ECOWAS’ın eylem planı kaynaklarını yönetecek kapsamlı ve şeffaf bir mekanizma geliştirmek için çalışmaya başlamasıyla beraber, bu mekanizmanın ayrıntılarının daha sonra belirlenmesi bekleniyor.
Diğer yandan Batı Afrika ülkeleri, beş Sahel devleti ortak askeri gücünü Birleşmiş Milletler Antlaşması'nın 7’inci maddesine dâhil etmek gerektiğini vurguladı. Böyle bir durumun BM’den fon alımını kolaylaştıracağı belirtildi. Aynı zamanda BM Mali Çok Boyutlu Entegre İstikrar Misyonu’a (MINUSMA) terörist gruplarla daha iyi yüzleşmek için hücum yetkisinin verilmesi çağrısında da bulunuldu.
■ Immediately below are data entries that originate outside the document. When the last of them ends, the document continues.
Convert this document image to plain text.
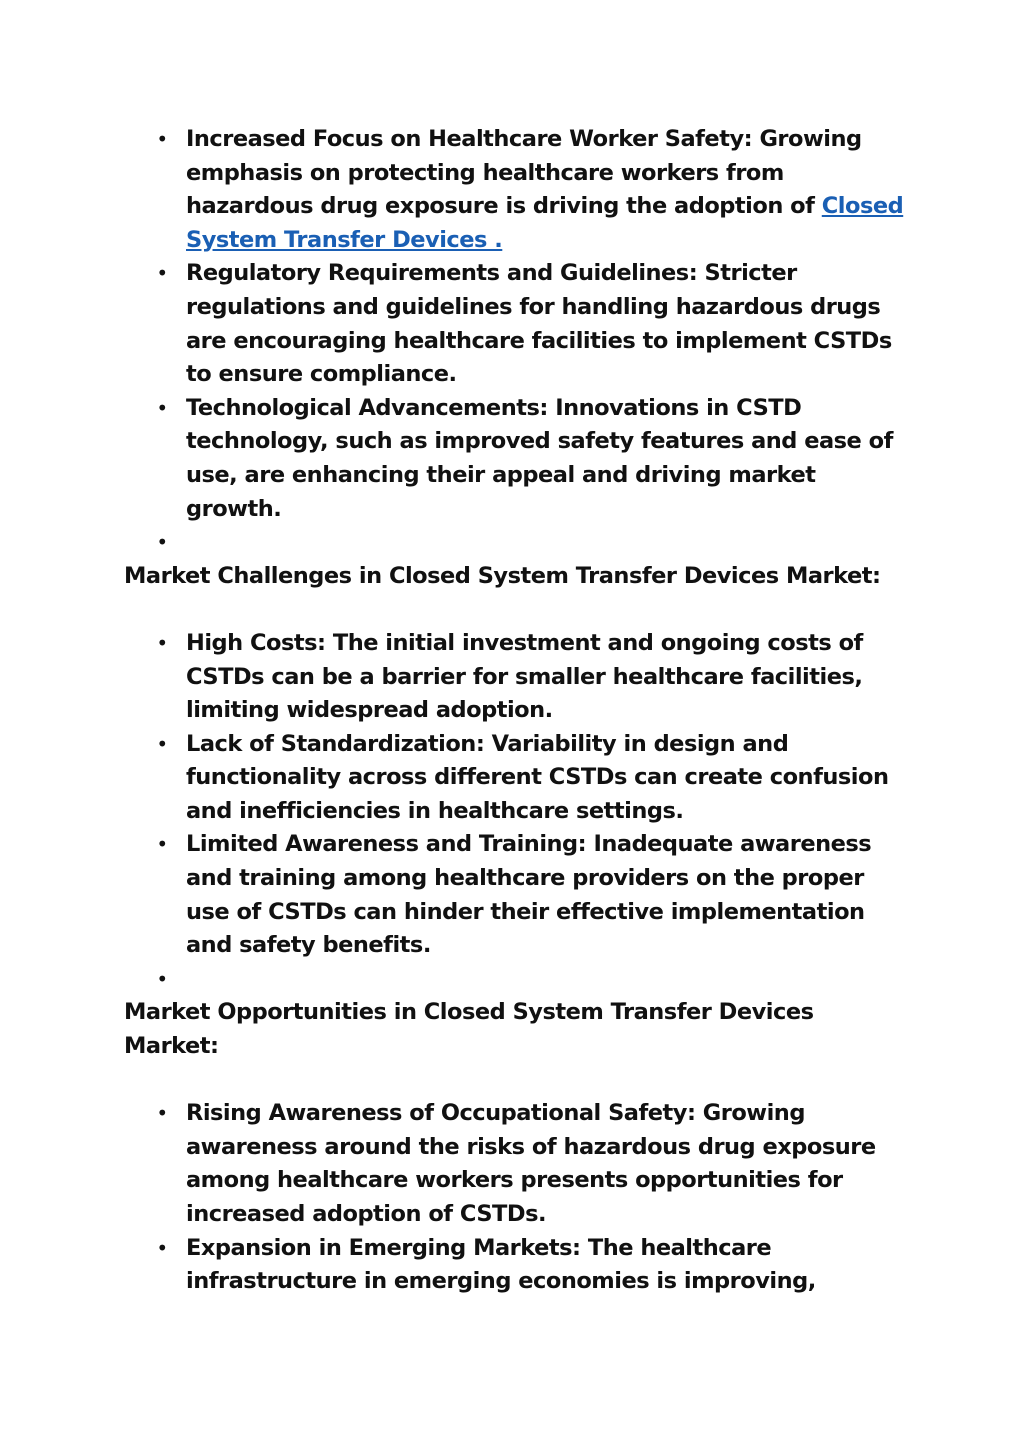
• Increased Focus on Healthcare Worker Safety: Growing emphasis on protecting healthcare workers from hazardous drug exposure is driving the adoption of Closed System Transfer Devices .
• Regulatory Requirements and Guidelines: Stricter regulations and guidelines for handling hazardous drugs are encouraging healthcare facilities to implement CSTDs to ensure compliance.
• Technological Advancements: Innovations in CSTD technology, such as improved safety features and ease of use, are enhancing their appeal and driving market growth.
•

Market Challenges in Closed System Transfer Devices Market:

• High Costs: The initial investment and ongoing costs of CSTDs can be a barrier for smaller healthcare facilities, limiting widespread adoption.
• Lack of Standardization: Variability in design and functionality across different CSTDs can create confusion and inefficiencies in healthcare settings.
• Limited Awareness and Training: Inadequate awareness and training among healthcare providers on the proper use of CSTDs can hinder their effective implementation and safety benefits.
•

Market Opportunities in Closed System Transfer Devices Market:

• Rising Awareness of Occupational Safety: Growing awareness around the risks of hazardous drug exposure among healthcare workers presents opportunities for increased adoption of CSTDs.
• Expansion in Emerging Markets: The healthcare infrastructure in emerging economies is improving,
Başkan Brou, terörist saldırıların 2018'e kıyasla yaklaşık yüzde 80 arttığı, sivil ve ordu üyelerinden bin 800’den fazla insanın öldüğü, 2,8 milyon kişinin yer değiştirdiği ve binlerce okulun kapatıldığına değinerek acil harekete geçme çağrısından bulundu.
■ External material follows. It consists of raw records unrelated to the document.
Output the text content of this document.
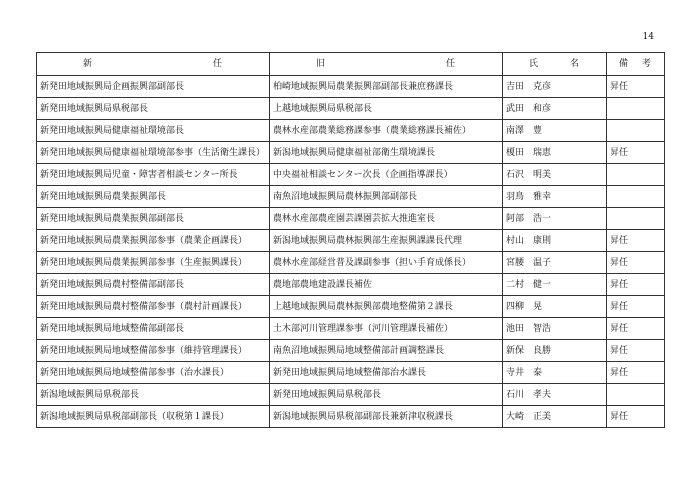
14
新任	旧任	氏名	備考
新発田地域振興局企画振興部副部長	柏崎地域振興局農業振興部副部長兼庶務課長	吉田　克彦	昇任
新発田地域振興局県税部長	上越地域振興局県税部長	武田　和彦	
新発田地域振興局健康福祉環境部長	農林水産部農業総務課参事（農業総務課長補佐）	南澤　豊	
新発田地域振興局健康福祉環境部参事（生活衛生課長）	新潟地域振興局健康福祉部衛生環境課長	榎田　瑞恵	昇任
新発田地域振興局児童・障害者相談センター所長	中央福祉相談センター次長（企画指導課長）	石沢　明美	
新発田地域振興局農業振興部長	南魚沼地域振興局農林振興部副部長	羽鳥　雅幸	
新発田地域振興局農業振興部副部長	農林水産部農産園芸課園芸拡大推進室長	阿部　浩一	
新発田地域振興局農業振興部参事（農業企画課長）	新潟地域振興局農林振興部生産振興課課長代理	村山　康則	昇任
新発田地域振興局農業振興部参事（生産振興課長）	農林水産部経営普及課副参事（担い手育成係長）	宮腰　温子	昇任
新発田地域振興局農村整備部副部長	農地部農地建設課長補佐	二村　健一	昇任
新発田地域振興局農村整備部参事（農村計画課長）	上越地域振興局農林振興部農地整備第２課長	四柳　晃	昇任
新発田地域振興局地域整備部副部長	土木部河川管理課参事（河川管理課長補佐）	池田　智浩	昇任
新発田地域振興局地域整備部参事（維持管理課長）	南魚沼地域振興局地域整備部計画調整課長	新保　良勝	昇任
新発田地域振興局地域整備部参事（治水課長）	新発田地域振興局地域整備部治水課長	寺井　泰	昇任
新潟地域振興局県税部長	新発田地域振興局県税部長	石川　孝夫	
新潟地域振興局県税部副部長（収税第１課長）	新潟地域振興局県税部副部長兼新津収税課長	大崎　正美	昇任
Moritanya, Mali, Nijer, Çad ve Burkina Faso’nun ortak sınırı olan Sahel bölgesinde BM’ye bağlı yaklaşık 15 bin asker, Fransa’nın da Barkhane Operasyonu çerçevesinde 4 bin 500 askeri bulunuyor. Ancak bu askeri güçler, son yıllarda terörist saldırıların artmasını engel olamıyor.
Cumartesi günü Fildişi Sahili’ni ziyaret eden Fransa Cumhurbaşkanı Emmanuel Macron, dün de Nijer’e kısa bir ziyaret gerçekleştirdi. Macron’un Nijer ziyareti, Fransız askeri varlığı konusundaki artan tartışmaların ardından geldi.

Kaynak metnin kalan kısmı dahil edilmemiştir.